Un SSD NVMe sur le serveur et la VM est encore plus lente que sur l’ancienne machine avec un disque dur. Le CPU n’est pas saturé, la RAM est disponible. Ce qui se passe, c’est que le contrôleur disque de la VM est resté sur IDE, le mode par défaut dans beaucoup d’hyperviseurs. Chaque lecture ou écriture passe par une émulation logicielle complète avant d’atteindre le stockage. Le NVMe est là, mais la VM ne le voit pas directement. C’est ce problème que les pilotes paravirtualisés résolvent.
Au programme de cet article
- Pourquoi la virtualisation bride les performances ?
- L’origine de Xen et la modification du noyau
- VirtIO : le standard ouvert pour KVM et Proxmox
- vhost : aller encore plus loin pour le réseau
- Le balloon driver : paravirtualisation de la mémoire
- Les pilotes paravirtualisés selon votre hyperviseur
- VMware Tools et open-vm-tools : lequel installer sur Linux
- Les pilotes Hyper-V sur Linux
- Installer les pilotes VirtIO sur une VM Windows sous Proxmox
- Choisir entre hyperviseurs et pilotes selon votre usage
- Références
Pourquoi la virtualisation bride les performances ?
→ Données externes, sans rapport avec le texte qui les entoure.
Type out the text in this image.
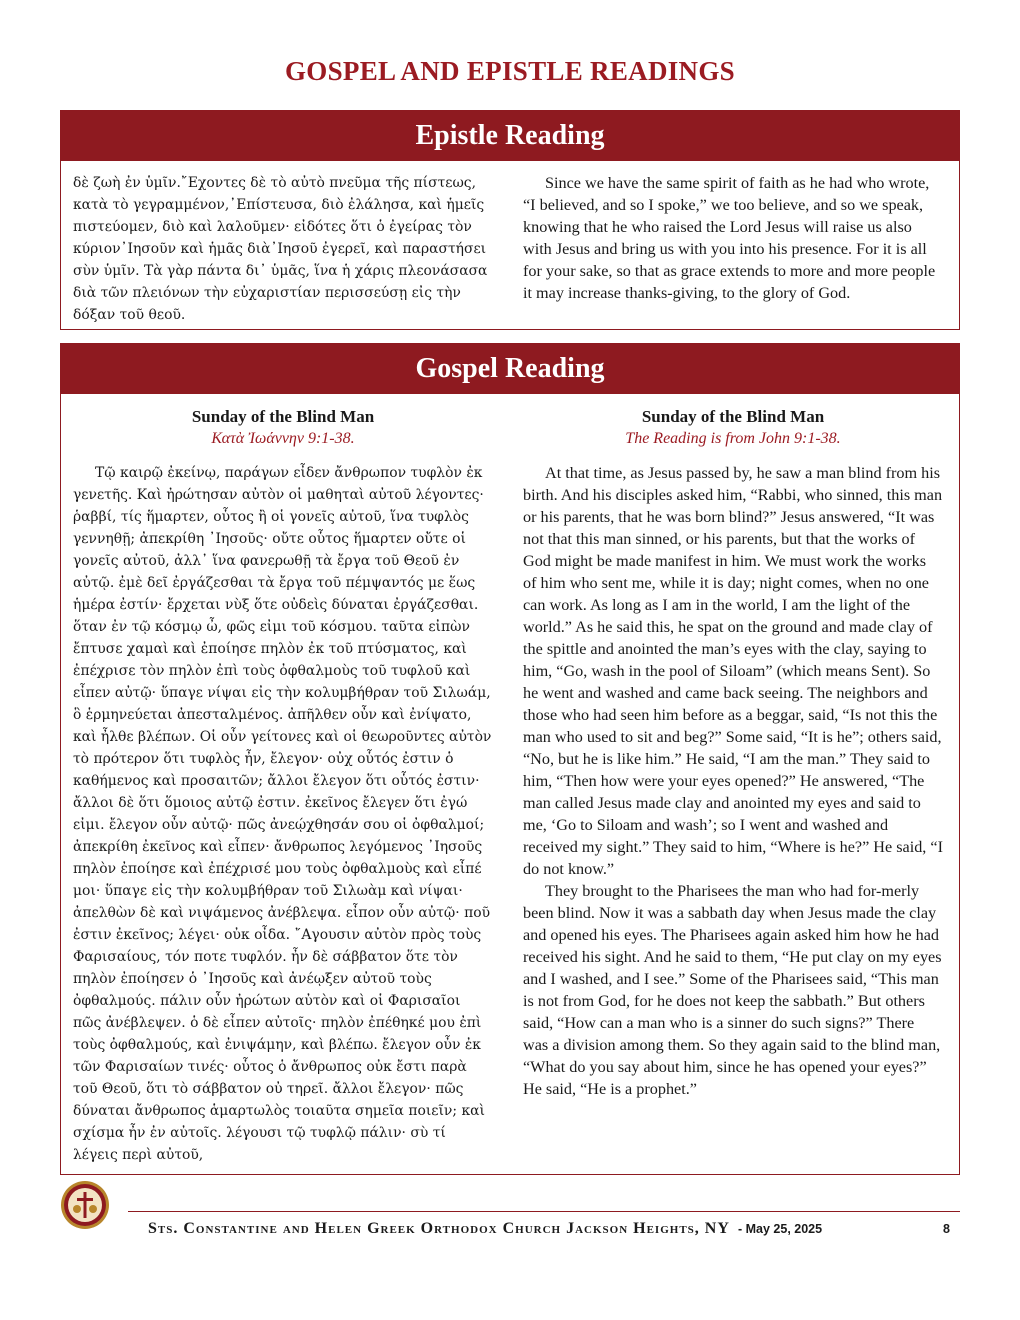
GOSPEL AND EPISTLE READINGS
Epistle Reading

δὲ ζωὴ ἐν ὑμῖν.῎Εχοντες δὲ τὸ αὐτὸ πνεῦμα τῆς πίστεως, κατὰ τὸ γεγραμμένον,᾿Επίστευσα, διὸ ἐλάλησα, καὶ ἡμεῖς πιστεύομεν, διὸ καὶ λαλοῦμεν· εἰδότες ὅτι ὁ ἐγείρας τὸν κύριον᾿Ιησοῦν καὶ ἡμᾶς διὰ᾿Ιησοῦ ἐγερεῖ, καὶ παραστήσει σὺν ὑμῖν. Τὰ γὰρ πάντα δι᾿ ὑμᾶς, ἵνα ἡ χάρις πλεονάσασα διὰ τῶν πλειόνων τὴν εὐχαριστίαν περισσεύσῃ εἰς τὴν δόξαν τοῦ θεοῦ.

Since we have the same spirit of faith as he had who wrote, “I believed, and so I spoke,” we too believe, and so we speak, knowing that he who raised the Lord Jesus will raise us also with Jesus and bring us with you into his presence. For it is all for your sake, so that as grace extends to more and more people it may increase thanks-giving, to the glory of God.

Gospel Reading

Sunday of the Blind Man

Κατὰ Ἰωάννην 9:1-38.

Τῷ καιρῷ ἐκείνῳ, παράγων εἶδεν ἄνθρωπον τυφλὸν ἐκ γενετῆς. Καὶ ἠρώτησαν αὐτὸν οἱ μαθηταὶ αὐτοῦ λέγοντες· ῥαββί, τίς ἥμαρτεν, οὗτος ἢ οἱ γονεῖς αὐτοῦ, ἵνα τυφλὸς γεννηθῇ; ἀπεκρίθη ᾿Ιησοῦς· οὔτε οὗτος ἥμαρτεν οὔτε οἱ γονεῖς αὐτοῦ, ἀλλ᾿ ἵνα φανερωθῇ τὰ ἔργα τοῦ Θεοῦ ἐν αὐτῷ. ἐμὲ δεῖ ἐργάζεσθαι τὰ ἔργα τοῦ πέμψαντός με ἕως ἡμέρα ἐστίν· ἔρχεται νὺξ ὅτε οὐδεὶς δύναται ἐργάζεσθαι. ὅταν ἐν τῷ κόσμῳ ὦ, φῶς εἰμι τοῦ κόσμου. ταῦτα εἰπὼν ἔπτυσε χαμαὶ καὶ ἐποίησε πηλὸν ἐκ τοῦ πτύσματος, καὶ ἐπέχρισε τὸν πηλὸν ἐπὶ τοὺς ὀφθαλμοὺς τοῦ τυφλοῦ καὶ εἶπεν αὐτῷ· ὕπαγε νίψαι εἰς τὴν κολυμβήθραν τοῦ Σιλωάμ, ὃ ἑρμηνεύεται ἀπεσταλμένος. ἀπῆλθεν οὖν καὶ ἐνίψατο, καὶ ἦλθε βλέπων. Οἱ οὖν γείτονες καὶ οἱ θεωροῦντες αὐτὸν τὸ πρότερον ὅτι τυφλὸς ἦν, ἔλεγον· οὐχ οὗτός ἐστιν ὁ καθήμενος καὶ προσαιτῶν; ἄλλοι ἔλεγον ὅτι οὗτός ἐστιν· ἄλλοι δὲ ὅτι ὅμοιος αὐτῷ ἐστιν. ἐκεῖνος ἔλεγεν ὅτι ἐγώ εἰμι. ἔλεγον οὖν αὐτῷ· πῶς ἀνεῴχθησάν σου οἱ ὀφθαλμοί; ἀπεκρίθη ἐκεῖνος καὶ εἶπεν· ἄνθρωπος λεγόμενος ᾿Ιησοῦς πηλὸν ἐποίησε καὶ ἐπέχρισέ μου τοὺς ὀφθαλμοὺς καὶ εἶπέ μοι· ὕπαγε εἰς τὴν κολυμβήθραν τοῦ Σιλωὰμ καὶ νίψαι· ἀπελθὼν δὲ καὶ νιψάμενος ἀνέβλεψα. εἶπον οὖν αὐτῷ· ποῦ ἐστιν ἐκεῖνος; λέγει· οὐκ οἶδα. ῎Αγουσιν αὐτὸν πρὸς τοὺς Φαρισαίους, τόν ποτε τυφλόν. ἦν δὲ σάββατον ὅτε τὸν πηλὸν ἐποίησεν ὁ ᾿Ιησοῦς καὶ ἀνέῳξεν αὐτοῦ τοὺς ὀφθαλμούς. πάλιν οὖν ἠρώτων αὐτὸν καὶ οἱ Φαρισαῖοι πῶς ἀνέβλεψεν. ὁ δὲ εἶπεν αὐτοῖς· πηλὸν ἐπέθηκέ μου ἐπὶ τοὺς ὀφθαλμούς, καὶ ἐνιψάμην, καὶ βλέπω. ἔλεγον οὖν ἐκ τῶν Φαρισαίων τινές· οὗτος ὁ ἄνθρωπος οὐκ ἔστι παρὰ τοῦ Θεοῦ, ὅτι τὸ σάββατον οὐ τηρεῖ. ἄλλοι ἔλεγον· πῶς δύναται ἄνθρωπος ἁμαρτωλὸς τοιαῦτα σημεῖα ποιεῖν; καὶ σχίσμα ἦν ἐν αὐτοῖς. λέγουσι τῷ τυφλῷ πάλιν· σὺ τί λέγεις περὶ αὐτοῦ,

Sunday of the Blind Man

The Reading is from John 9:1-38.

At that time, as Jesus passed by, he saw a man blind from his birth. And his disciples asked him, “Rabbi, who sinned, this man or his parents, that he was born blind?” Jesus answered, “It was not that this man sinned, or his parents, but that the works of God might be made manifest in him. We must work the works of him who sent me, while it is day; night comes, when no one can work. As long as I am in the world, I am the light of the world.” As he said this, he spat on the ground and made clay of the spittle and anointed the man’s eyes with the clay, saying to him, “Go, wash in the pool of Siloam” (which means Sent). So he went and washed and came back seeing. The neighbors and those who had seen him before as a beggar, said, “Is not this the man who used to sit and beg?” Some said, “It is he”; others said, “No, but he is like him.” He said, “I am the man.” They said to him, “Then how were your eyes opened?” He answered, “The man called Jesus made clay and anointed my eyes and said to me, ‘Go to Siloam and wash’; so I went and washed and received my sight.” They said to him, “Where is he?” He said, “I do not know.”

They brought to the Pharisees the man who had for-merly been blind. Now it was a sabbath day when Jesus made the clay and opened his eyes. The Pharisees again asked him how he had received his sight. And he said to them, “He put clay on my eyes and I washed, and I see.” Some of the Pharisees said, “This man is not from God, for he does not keep the sabbath.” But others said, “How can a man who is a sinner do such signs?” There was a division among them. So they again said to the blind man, “What do you say about him, since he has opened your eyes?” He said, “He is a prophet.”

Sts. Constantine and Helen Greek Orthodox Church Jackson Heights, NY - May 25, 2025	8
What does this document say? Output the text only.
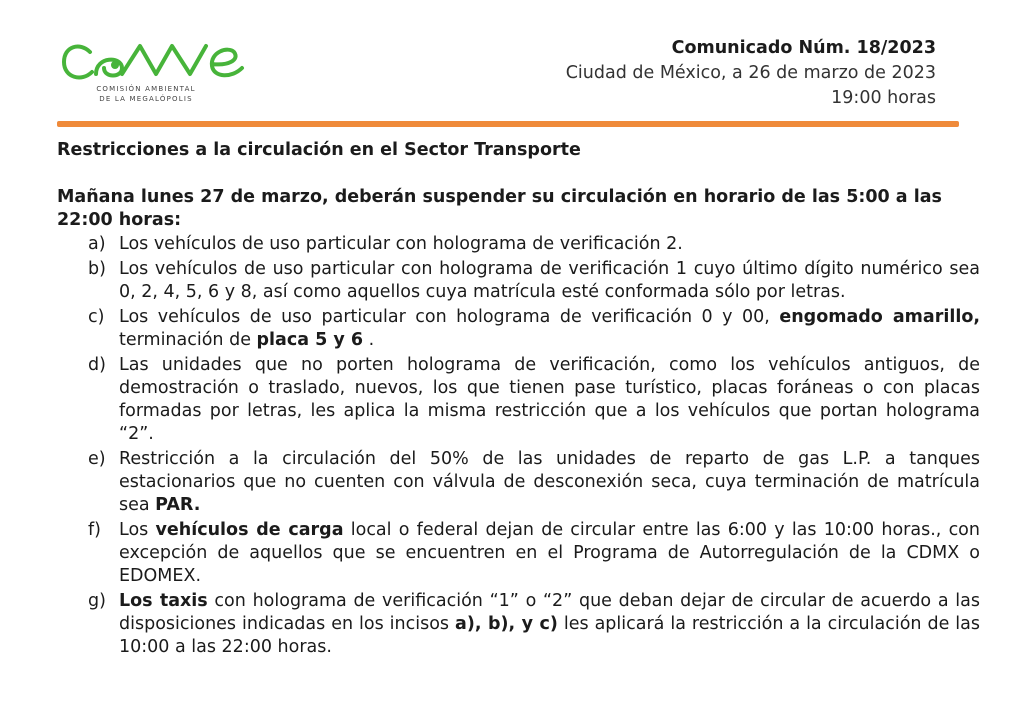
COMISIÓN AMBIENTAL
DE LA MEGALÓPOLIS
Comunicado Núm. 18/2023
Ciudad de México, a 26 de marzo de 2023
19:00 horas
Restricciones a la circulación en el Sector Transporte
Mañana lunes 27 de marzo, deberán suspender su circulación en horario de las 5:00 a las 22:00 horas:
a) Los vehículos de uso particular con holograma de verificación 2.
b) Los vehículos de uso particular con holograma de verificación 1 cuyo último dígito numérico sea 0, 2, 4, 5, 6 y 8, así como aquellos cuya matrícula esté conformada sólo por letras.
c) Los vehículos de uso particular con holograma de verificación 0 y 00, engomado amarillo, terminación de placa 5 y 6 .
d) Las unidades que no porten holograma de verificación, como los vehículos antiguos, de demostración o traslado, nuevos, los que tienen pase turístico, placas foráneas o con placas formadas por letras, les aplica la misma restricción que a los vehículos que portan holograma “2”.
e) Restricción a la circulación del 50% de las unidades de reparto de gas L.P. a tanques estacionarios que no cuenten con válvula de desconexión seca, cuya terminación de matrícula sea PAR.
f)	Los vehículos de carga local o federal dejan de circular entre las 6:00 y las 10:00 horas., con excepción de aquellos que se encuentren en el Programa de Autorregulación de la CDMX o EDOMEX.
g) Los taxis con holograma de verificación “1” o “2” que deban dejar de circular de acuerdo a las disposiciones indicadas en los incisos a), b), y c) les aplicará la restricción a la circulación de las 10:00 a las 22:00 horas.
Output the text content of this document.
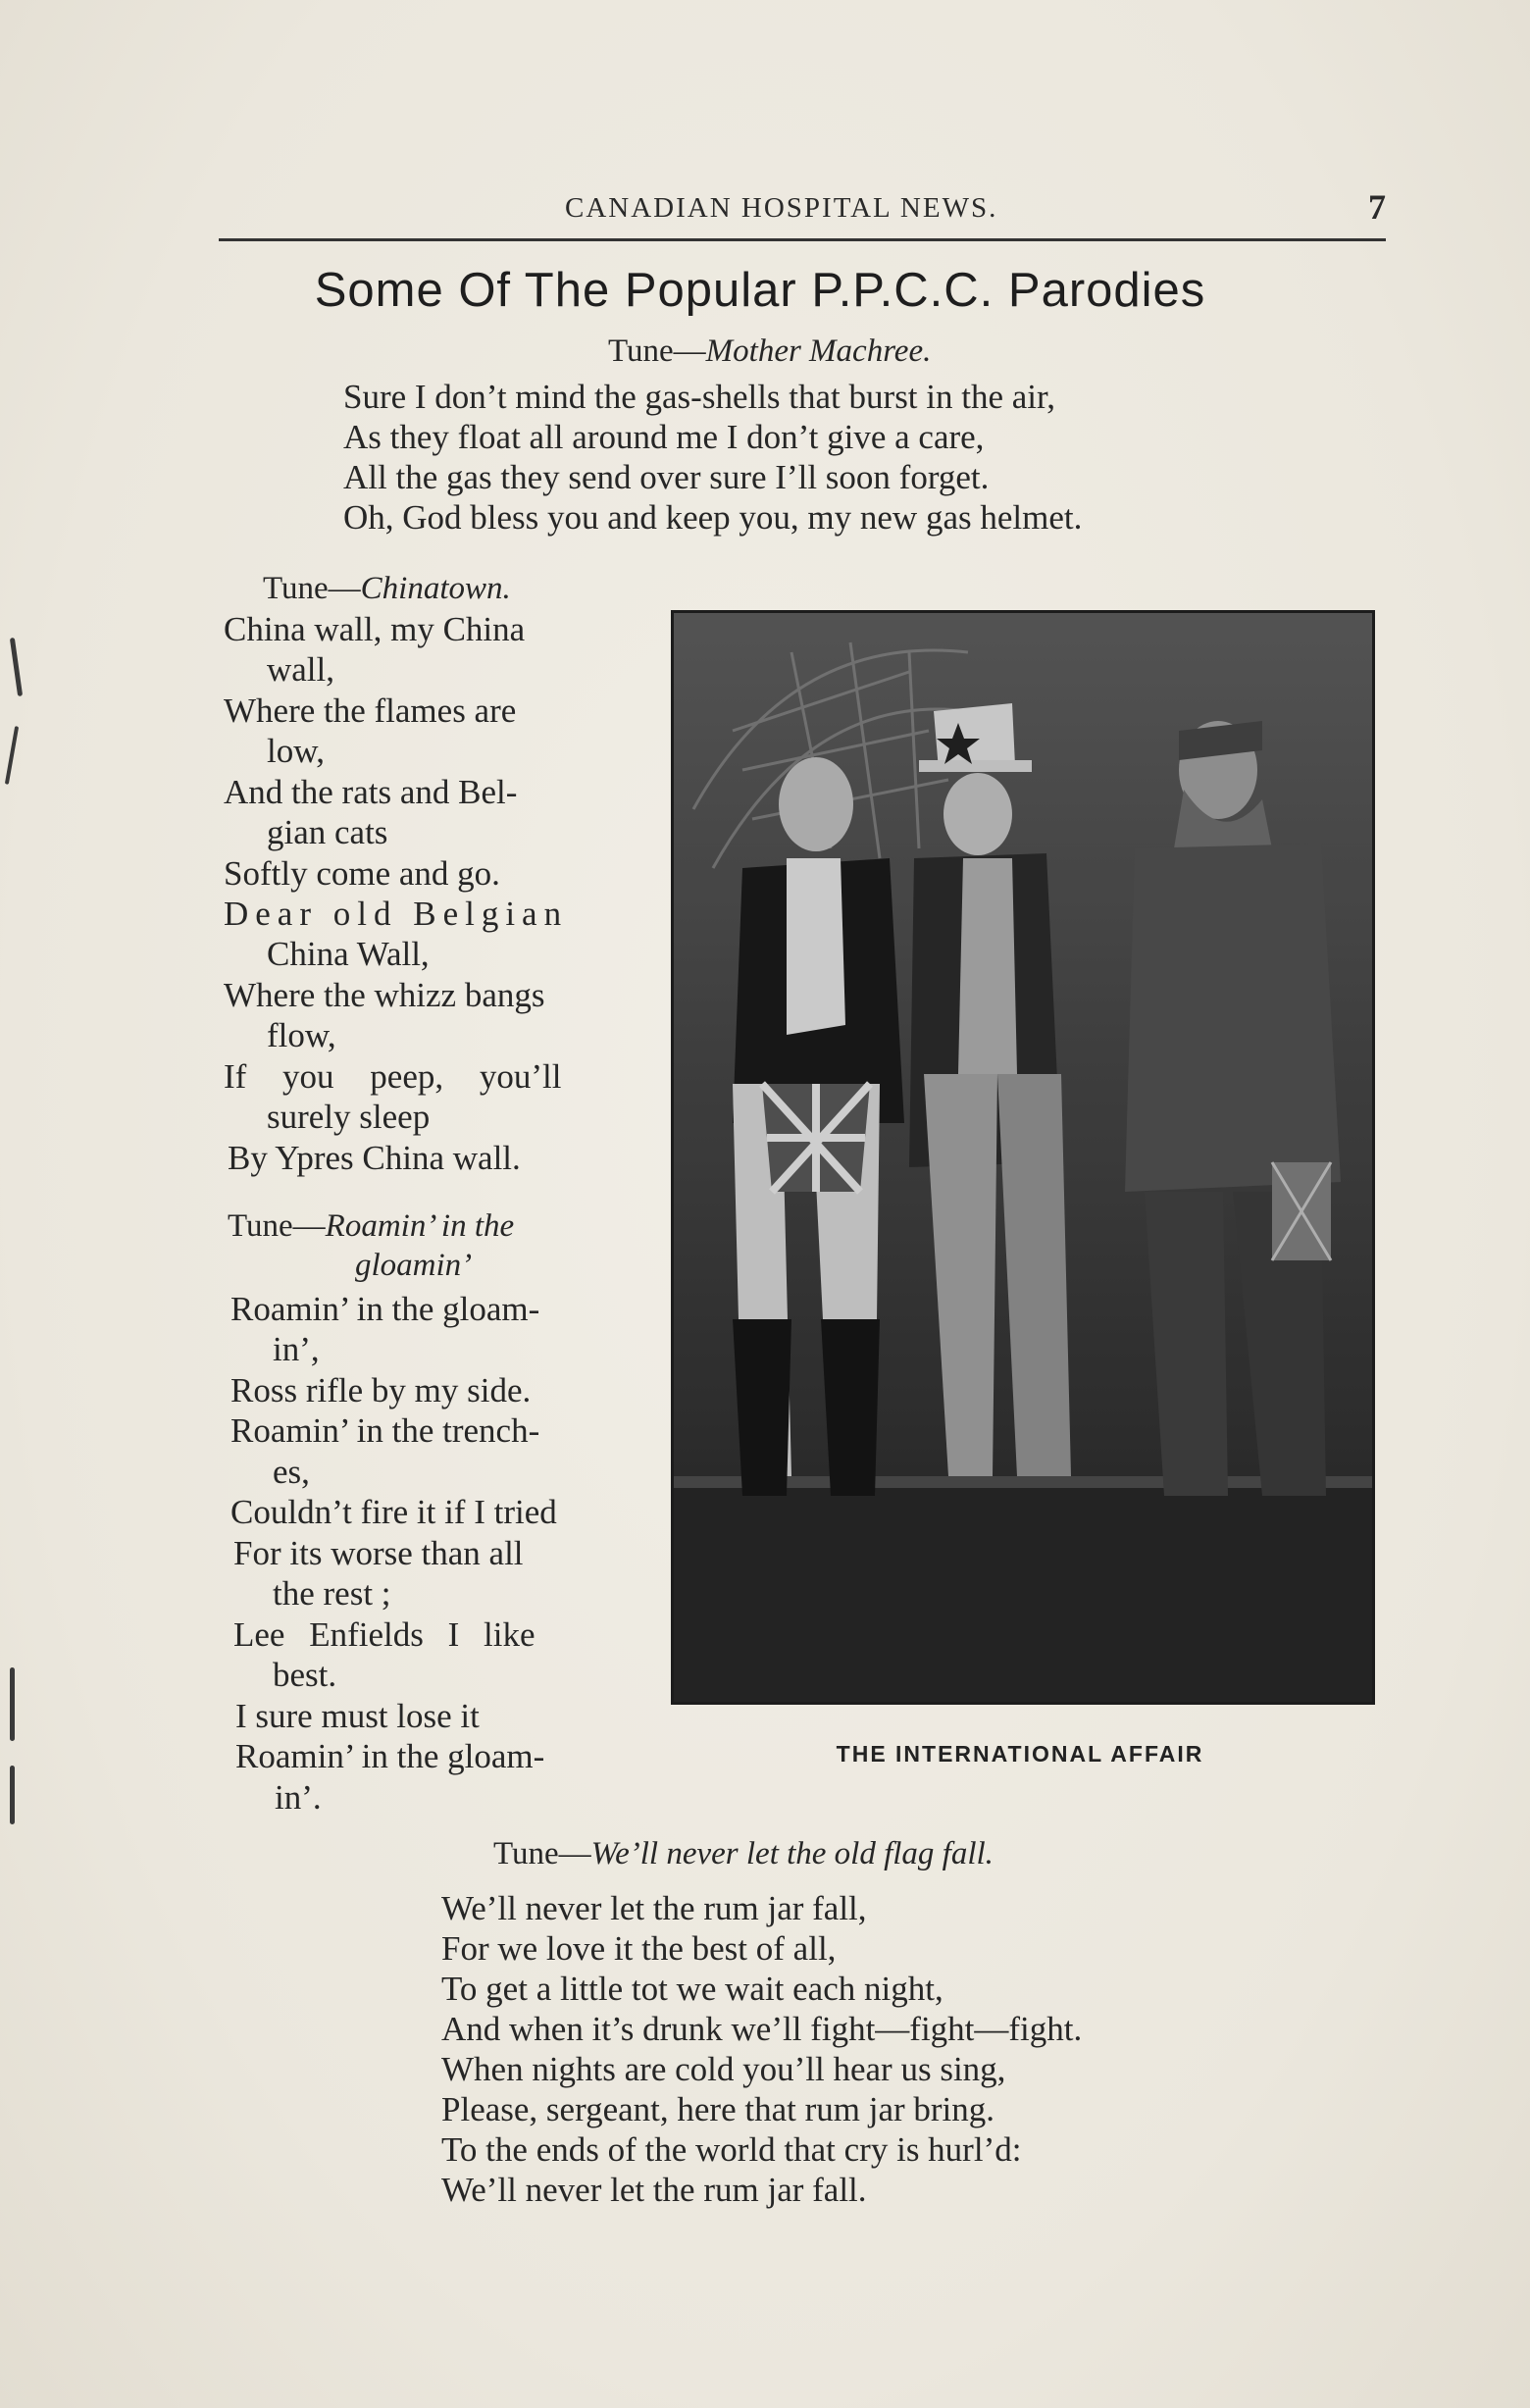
CANADIAN HOSPITAL NEWS.	7
Some Of The Popular P.P.C.C. Parodies
Tune—Mother Machree.
Sure I don’t mind the gas-shells that burst in the air,
As they float all around me I don’t give a care,
All the gas they send over sure I’ll soon forget.
Oh, God bless you and keep you, my new gas helmet.
Tune—Chinatown.
China wall, my China
wall,
Where the flames are
low,
And the rats and Bel-
gian cats
Softly come and go.
Dear old Belgian
China Wall,
Where the whizz bangs
flow,
If you peep, you’ll
surely sleep
By Ypres China wall.
Tune—Roamin’ in the
gloamin’
Roamin’ in the gloam-
in’,
Ross rifle by my side.
Roamin’ in the trench-
es,
Couldn’t fire it if I tried
For its worse than all
the rest ;
Lee Enfields I like
best.
I sure must lose it
Roamin’ in the gloam-
in’.
THE INTERNATIONAL AFFAIR
Tune—We’ll never let the old flag fall.
We’ll never let the rum jar fall,
For we love it the best of all,
To get a little tot we wait each night,
And when it’s drunk we’ll fight—fight—fight.
When nights are cold you’ll hear us sing,
Please, sergeant, here that rum jar bring.
To the ends of the world that cry is hurl’d:
We’ll never let the rum jar fall.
Dans une VM sans pilotes paravirtualisés, l’hyperviseur doit imiter un matériel physique complet. La VM croit dialoguer avec une vraie carte réseau Intel e1000, un vrai contrôleur IDE ou un vrai adaptateur graphique VGA. L’hyperviseur intercepte chaque instruction que la VM envoie à ce matériel fictif, la traduit, l’exécute sur le matériel, puis renvoie le résultat.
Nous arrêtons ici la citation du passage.